Nearly optimal perfectly-periodic schedules

We consider the problem of scheduling a set of jobs on a single shared resource using time-multiplexing. A perfectly-periodic schedule is one where resource time is divided into equal size "time-slots" quanta, and each job gets a time slot precisely every fixed interval of time (the period of the job). Periodic schedules are advantageous in distributed settings with synchronized clocks, since they require very little communication to establish, and thereafter no additional communication overhead is needed. In this work we study the case where each job i has a given demand probability w_i, and the goal is to design a perfectly-periodic schedule that minimizes the average time a random client waits until its job is executed. The problem is known to be NP-hard. The best known polynomial algorithm to date guarantees average waiting time of at most 3/2 opt + O(log M), where opt is the optimal waiting time.
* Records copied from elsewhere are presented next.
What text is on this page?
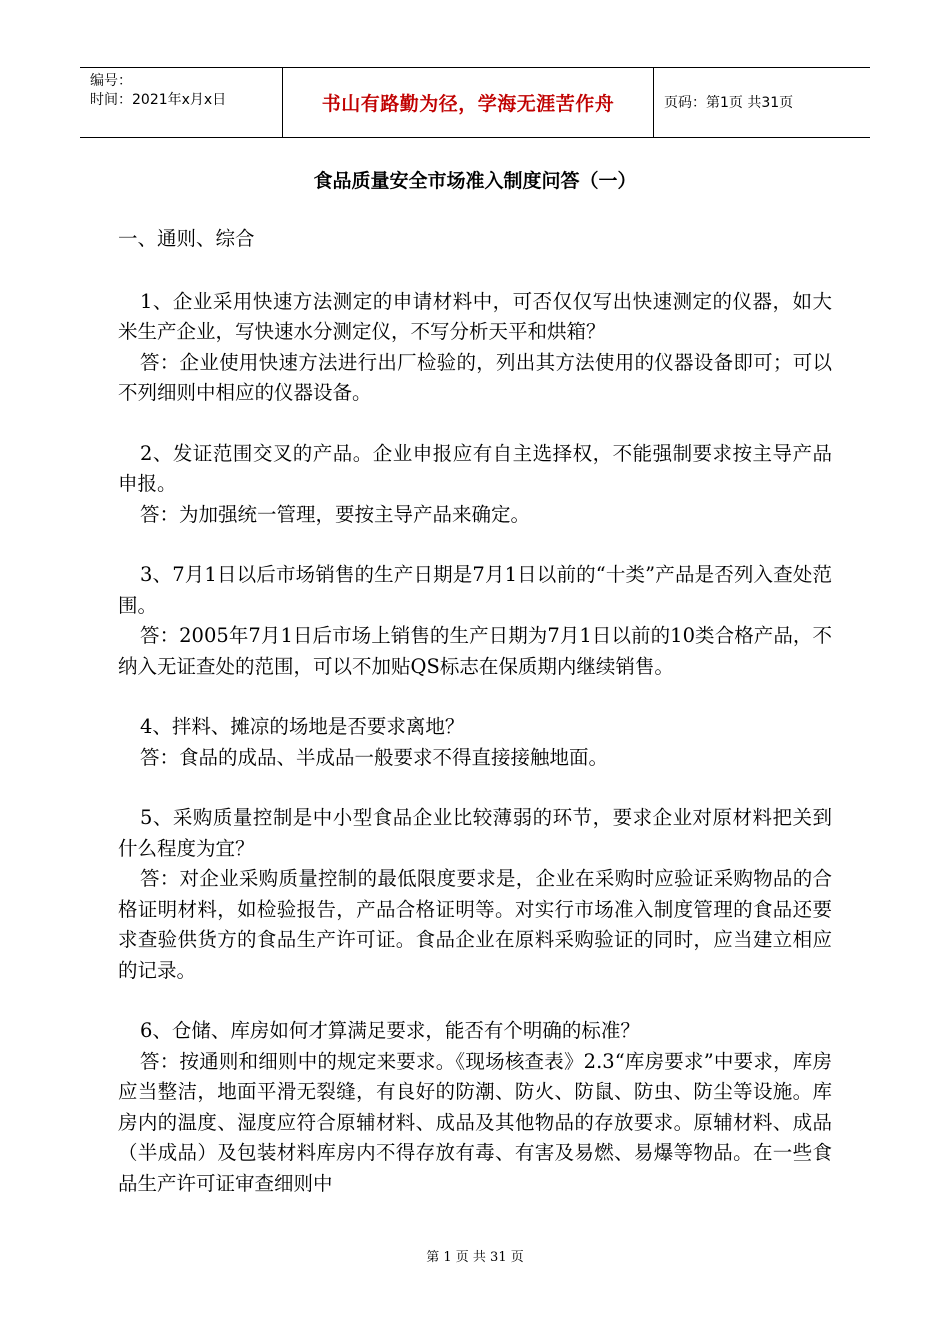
编号：
时间：2021年x月x日	书山有路勤为径，学海无涯苦作舟	页码：第1页 共31页
食品质量安全市场准入制度问答（一）
一、通则、综合

1、企业采用快速方法测定的申请材料中，可否仅仅写出快速测定的仪器，如大米生产企业，写快速水分测定仪，不写分析天平和烘箱？

答：企业使用快速方法进行出厂检验的，列出其方法使用的仪器设备即可；可以不列细则中相应的仪器设备。

2、发证范围交叉的产品。企业申报应有自主选择权，不能强制要求按主导产品申报。

答：为加强统一管理，要按主导产品来确定。

3、7月1日以后市场销售的生产日期是7月1日以前的“十类”产品是否列入查处范围。

答：2005年7月1日后市场上销售的生产日期为7月1日以前的10类合格产品，不纳入无证查处的范围，可以不加贴QS标志在保质期内继续销售。

4、拌料、摊凉的场地是否要求离地？

答：食品的成品、半成品一般要求不得直接接触地面。

5、采购质量控制是中小型食品企业比较薄弱的环节，要求企业对原材料把关到什么程度为宜？

答：对企业采购质量控制的最低限度要求是，企业在采购时应验证采购物品的合格证明材料，如检验报告，产品合格证明等。对实行市场准入制度管理的食品还要求查验供货方的食品生产许可证。食品企业在原料采购验证的同时，应当建立相应的记录。

6、仓储、库房如何才算满足要求，能否有个明确的标准？

答：按通则和细则中的规定来要求。《现场核查表》2.3“库房要求”中要求，库房应当整洁，地面平滑无裂缝，有良好的防潮、防火、防鼠、防虫、防尘等设施。库房内的温度、湿度应符合原辅材料、成品及其他物品的存放要求。原辅材料、成品（半成品）及包装材料库房内不得存放有毒、有害及易燃、易爆等物品。在一些食品生产许可证审查细则中

第 1 页 共 31 页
In this paper, we develop a tree-based methodology for periodic scheduling, and using new general results, we derive algorithms with better bounds. A key quantity in our methodology is a₁ ^def= √max{w_i}/ ∑ √w_i. We compare the cost of a solution provided by our algorithms to the cost of a solution to a relaxed (non-integral) version of the problem. Our asymptotic tree-based algorithm guarantees cost of at most 1 + a₁^O(1) times the cost of the relaxed problem; on the other hand, we prove that the cost of any integral solution is bounded from below by the cost of the relaxed solution times 1 + a₁^Ω(1). We also provide three other tree-based algorithms with cost bounded by the cost of the relaxed solution times 3/2, 4/3+O(a₁), and 9/8+O(a₁). Each one of our four algorithms is the best known for some range of values of a₁.